Benefits Of Lease Purchase Agreements 

Buyers and owners can both benefit from a lease purchase agreement. However, like with any contract, there is a level of risk each party should be aware of.  

Owner Benefits

Owners can benefit from a rent-to-own agreement in the following ways:

  • Easier selling process: Selling a home through a REALTOR® or estate agent can often be lengthy and tedious. Choosing a lease purchase agreement can simplify the process since the seller can transfer ownership on the closing date. 
  • Locks in the property’s sales price: The owner can lock in the home’s purchase price upon completing the lease purchase agreement. Depending on the market conditions, this could be a favorable option to the seller, specifically if the real estate market is cooling off.  
  • Attracts tenants: For property owners struggling to find tenants, a rent-to-own agreement may attract responsible renters and take good care of the property. 
  • Large upfront option fee: Even if the buyer is unable to move forward with the transaction and defaults, the seller has the right to pocket the option fee when the lease expires. 
  • Help with maintenance costs: As part of the lease purchase agreement, owners can require renters to split some of the maintenance, property taxes and insurance. Having the renter pay a portion of the housing expenses can offset the owner’s cost. 


Buyer Benefits 

First-time homebuyers and renters may find a lease to buy agreement appealing for a variety of reasons including:

  • Rent turns into a down paymentA portion of the buyer’s rent can go toward the down payment, which can help the buyer save for a more substantial down payment.
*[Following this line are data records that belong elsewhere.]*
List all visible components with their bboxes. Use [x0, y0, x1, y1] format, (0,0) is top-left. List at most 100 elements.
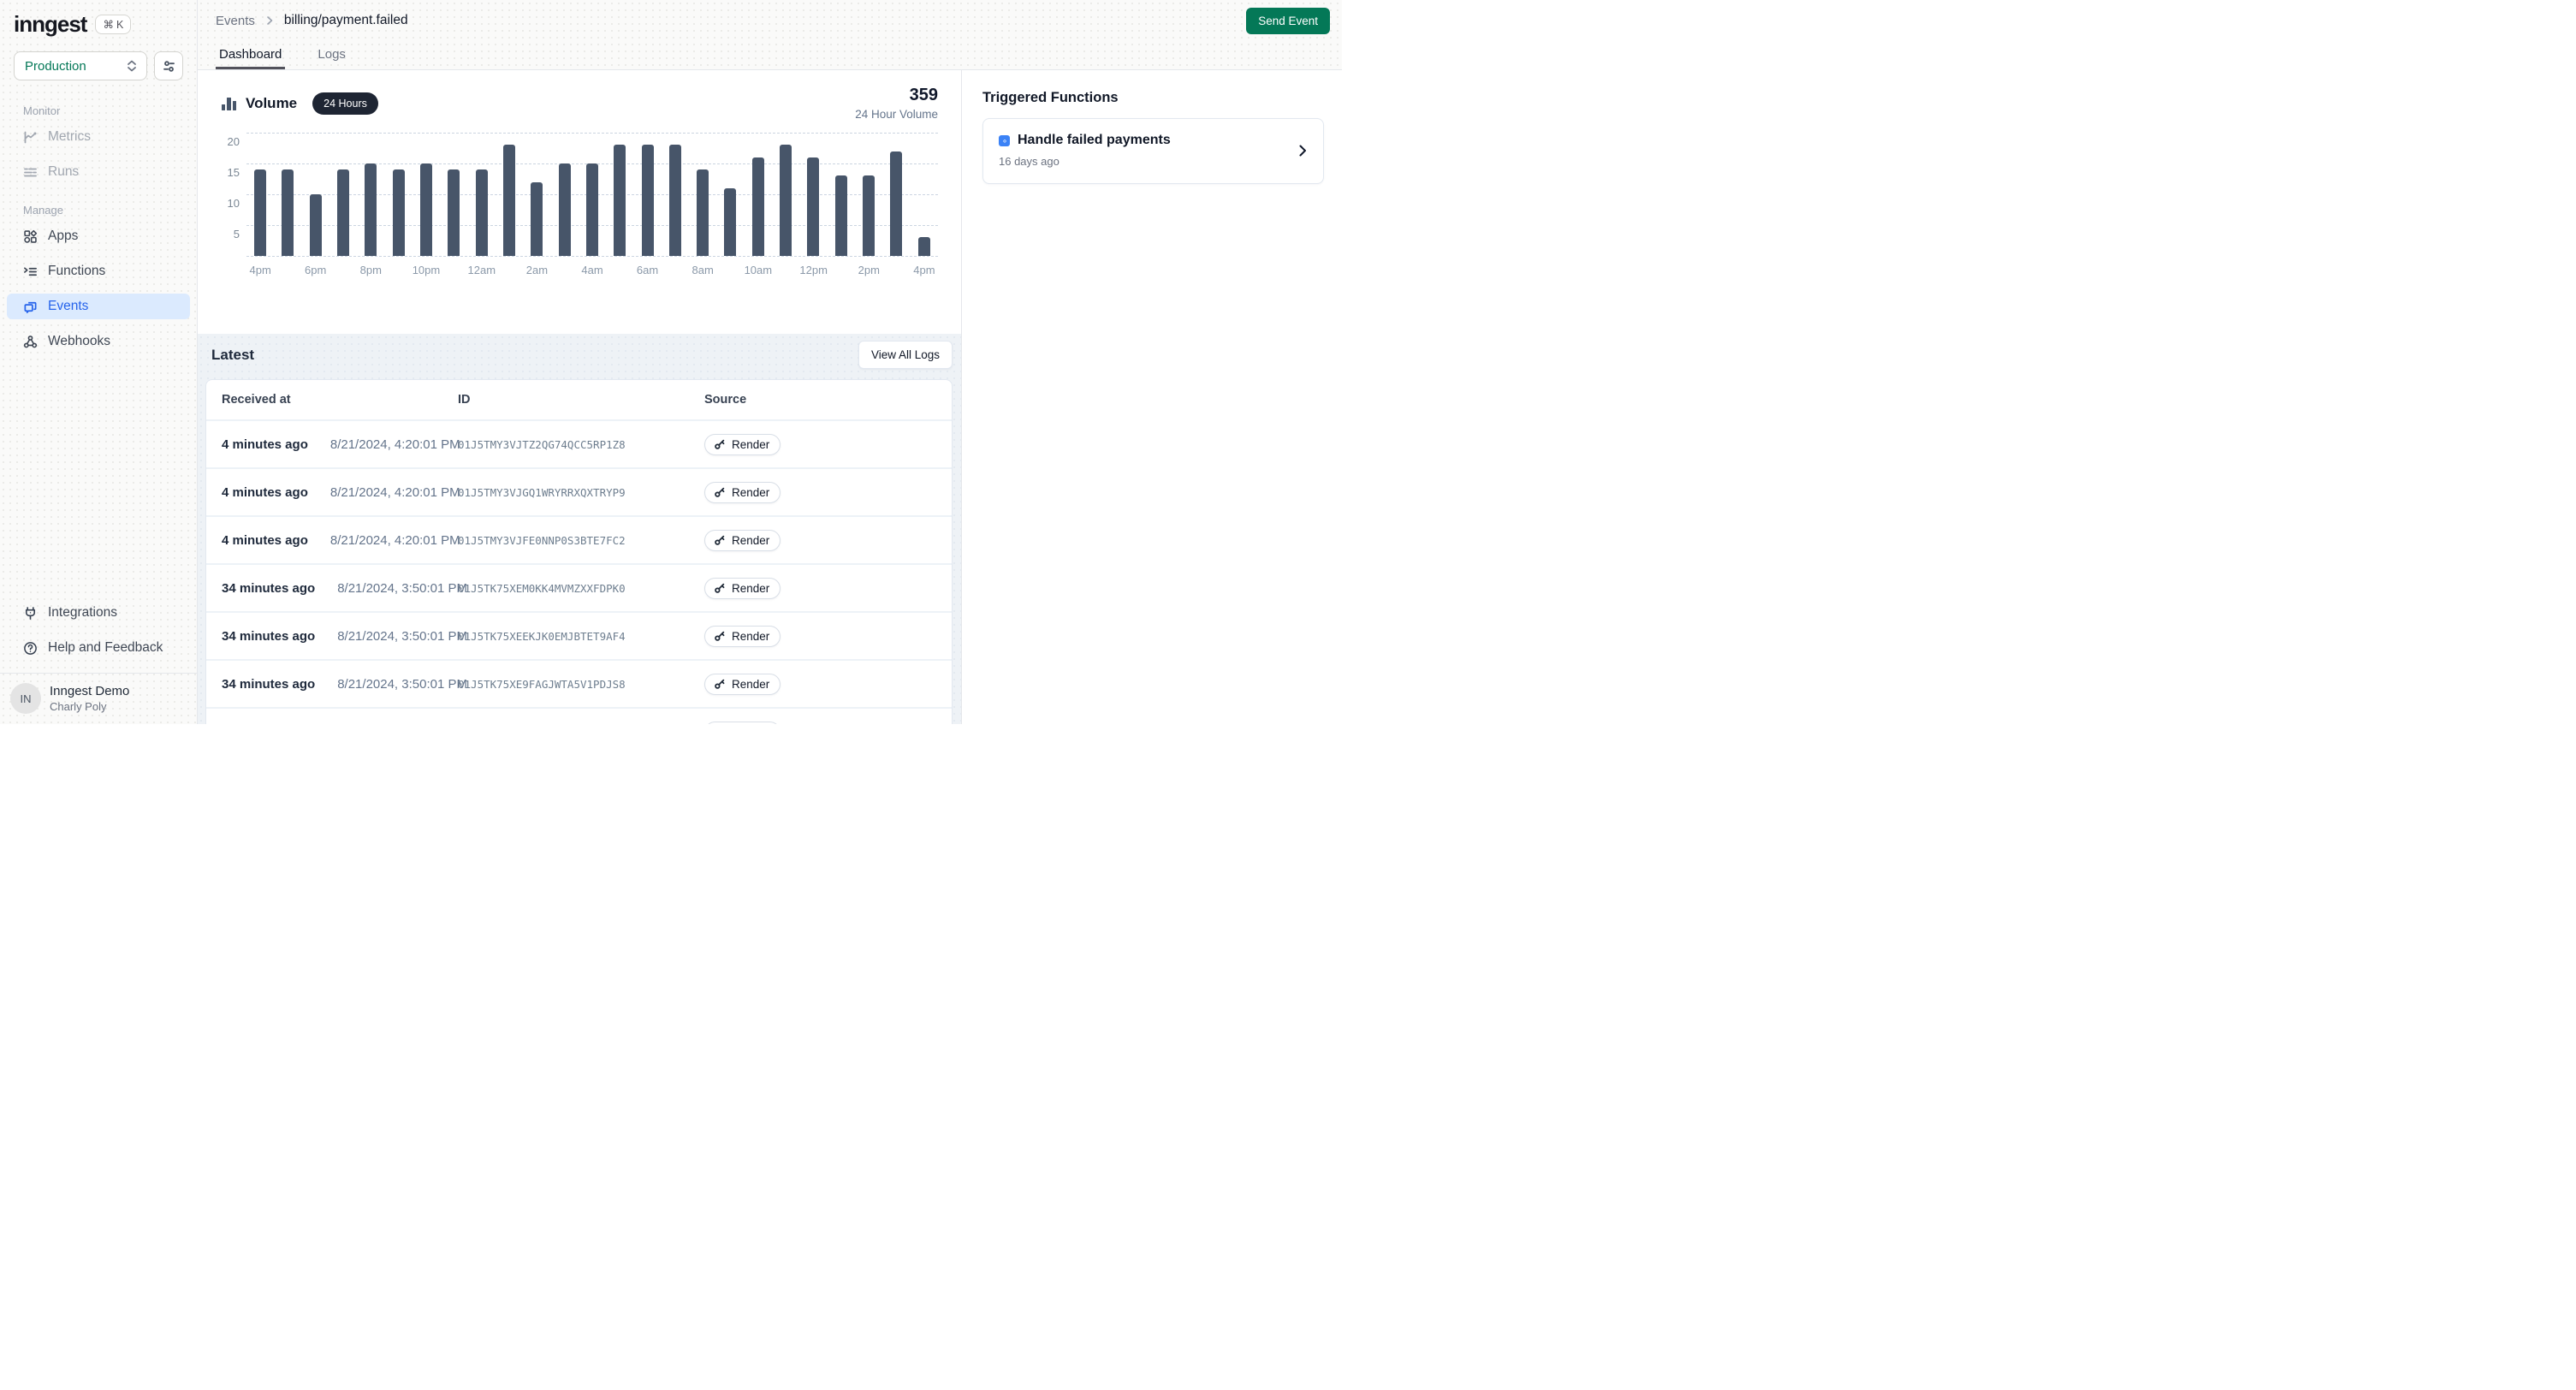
x-axis-tick [606, 264, 633, 276]
received-relative: 4 minutes ago [222, 533, 308, 548]
column-id: ID [458, 393, 704, 407]
sidebar-item-webhooks[interactable]: Webhooks [7, 329, 190, 354]
bar-slot [633, 133, 661, 256]
y-axis-tick: 10 [221, 197, 240, 210]
x-axis-tick [662, 264, 689, 276]
bar-9am [724, 188, 736, 256]
metrics-icon [23, 130, 38, 145]
event-id: 01J5TMY3VJGQ1WRYRRXQXTRYP9 [458, 486, 704, 499]
source-cell: Render [704, 626, 781, 647]
received-timestamp: 8/21/2024, 4:20:01 PM [330, 437, 460, 452]
sidebar-item-integrations[interactable]: Integrations [7, 600, 190, 626]
key-icon [714, 486, 726, 498]
table-row[interactable]: 34 minutes ago 8/21/2024, 3:50:01 PM 01J… [206, 611, 952, 659]
received-timestamp: 8/21/2024, 3:50:01 PM [337, 629, 467, 644]
sidebar-item-events[interactable]: Events [7, 294, 190, 319]
sidebar-item-functions[interactable]: Functions [7, 258, 190, 284]
bar-8pm [365, 163, 377, 256]
function-card[interactable]: ‹› Handle failed payments 16 days ago [982, 118, 1324, 184]
x-axis-tick [882, 264, 910, 276]
sidebar-item-label: Webhooks [48, 334, 110, 349]
bar-slot [882, 133, 910, 256]
source-button[interactable]: Render [704, 434, 781, 455]
bar-slot [579, 133, 606, 256]
bar-9pm [393, 169, 405, 256]
table-row[interactable]: 4 minutes ago 8/21/2024, 4:20:01 PM 01J5… [206, 515, 952, 563]
sidebar-item-runs[interactable]: Runs [7, 159, 190, 185]
bar-slot [828, 133, 855, 256]
sliders-icon [162, 59, 176, 74]
source-button[interactable]: Render [704, 722, 781, 725]
tab-dashboard[interactable]: Dashboard [216, 41, 285, 69]
table-row[interactable]: 34 minutes ago 8/21/2024, 3:50:01 PM 01J… [206, 563, 952, 611]
received-at-cell: 4 minutes ago 8/21/2024, 4:20:01 PM [222, 437, 458, 452]
bar-slot [329, 133, 357, 256]
x-axis-tick [384, 264, 412, 276]
bar-11pm [448, 169, 460, 256]
x-axis-tick [772, 264, 799, 276]
sidebar-item-metrics[interactable]: Metrics [7, 124, 190, 150]
user-menu[interactable]: IN Inngest Demo Charly Poly [0, 674, 197, 724]
table-row[interactable]: 34 minutes ago 8/21/2024, 3:50:01 PM 01J… [206, 659, 952, 707]
volume-chart-plot [246, 133, 938, 256]
bar-10am [752, 157, 764, 256]
x-axis-tick [329, 264, 357, 276]
tab-logs[interactable]: Logs [314, 41, 349, 69]
source-label: Render [732, 582, 769, 595]
view-all-logs-button[interactable]: View All Logs [858, 341, 953, 369]
send-event-button[interactable]: Send Event [1246, 8, 1330, 34]
bar-6am [642, 145, 654, 256]
source-button[interactable]: Render [704, 578, 781, 599]
key-icon [714, 438, 726, 450]
triggered-functions-heading: Triggered Functions [982, 90, 1324, 106]
received-at-cell: 34 minutes ago 8/21/2024, 3:50:01 PM [222, 677, 458, 692]
source-cell: Render [704, 722, 781, 725]
source-button[interactable]: Render [704, 530, 781, 551]
shortcut-key-label: K [116, 19, 123, 31]
sidebar-footer: Integrations Help and Feedback IN Innges… [0, 600, 197, 724]
sidebar-item-help[interactable]: Help and Feedback [7, 635, 190, 661]
x-axis-tick: 4am [579, 264, 606, 276]
table-row[interactable]: 4 minutes ago 8/21/2024, 4:20:01 PM 01J5… [206, 467, 952, 515]
inngest-logo: inngest [14, 11, 86, 38]
bar-slot [413, 133, 440, 256]
breadcrumb-events[interactable]: Events [216, 14, 255, 28]
bar-slot [799, 133, 827, 256]
bar-slot [689, 133, 716, 256]
column-source: Source [704, 393, 746, 407]
bar-slot [385, 133, 413, 256]
bar-3am [559, 163, 571, 256]
bar-1am [503, 145, 515, 256]
environment-settings-button[interactable] [154, 51, 183, 80]
latest-heading: Latest [211, 347, 254, 364]
table-row[interactable]: 4 minutes ago 8/21/2024, 4:20:01 PM 01J5… [206, 419, 952, 467]
bar-11am [780, 145, 792, 256]
command-palette-shortcut[interactable]: ⌘K [95, 15, 131, 34]
sidebar-item-label: Apps [48, 229, 78, 244]
received-relative: 34 minutes ago [222, 629, 315, 644]
table-row[interactable]: 44 minutes ago 8/21/2024, 3:40:01 PM 01J… [206, 707, 952, 724]
time-range-badge[interactable]: 24 Hours [312, 92, 378, 115]
x-axis-tick [496, 264, 523, 276]
y-axis-tick: 15 [221, 166, 240, 179]
sidebar-nav: Monitor Metrics Runs Manage Apps Functio… [0, 80, 197, 364]
bar-slot [302, 133, 329, 256]
tab-bar: Dashboard Logs [198, 41, 1342, 70]
bar-5pm [282, 169, 294, 256]
environment-selector[interactable]: Production [14, 51, 147, 80]
received-relative: 34 minutes ago [222, 581, 315, 596]
volume-title: Volume [246, 95, 297, 112]
breadcrumb-chevron-icon [264, 15, 275, 26]
events-icon [23, 300, 38, 314]
source-button[interactable]: Render [704, 626, 781, 647]
avatar: IN [10, 683, 41, 714]
triggered-functions-panel: Triggered Functions ‹› Handle failed pay… [962, 70, 1342, 724]
nav-section-manage: Manage [23, 204, 197, 217]
bar-slot [550, 133, 578, 256]
source-button[interactable]: Render [704, 674, 781, 695]
sidebar-item-apps[interactable]: Apps [7, 223, 190, 249]
event-id: 01J5TMY3VJTZ2QG74QCC5RP1Z8 [458, 438, 704, 451]
x-axis-tick: 12pm [799, 264, 828, 276]
source-button[interactable]: Render [704, 482, 781, 503]
key-icon [714, 582, 726, 594]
However, in some cases, the rent payment will exceed the market value, so the landlord isn’t losing money on the property.
  • Builds equity in the home: When the home’s value exceeds the already prearranged purchase price, the buyer instantly builds equity in the home. 
  • Avoid moving again: Moving is not only stressful, but it’s costly. The buyer can stay put and avoid moving costs with a rent-to-own agreement.
  • Time to repair credit scoreDTI ratio, etc.: For the buyer that doesn’t have a favorable credit score or DTI, renting to own can give them time to improve their financial standing. This way, the renter can save interest money and lock in better loan terms.
  • Provides a test drive of the home: Rent-to-own agreements give buyers time to test a property before deciding to buy. So, if they are unsure of where they want to live, they don’t have to decide immediately.  

The Bottom Line

A lease purchase agreement is a contract between a renter and owner that gives the renter the right to buy the home after the lease is up. The agreement is advantageous because it gives a renter more time to prepare financially for buying a home.

But, remember, how you buy a home depends on your unique financial situation and what works best for your needs. Therefore, exploring all options before entering a lease-to-purchase agreement is wise.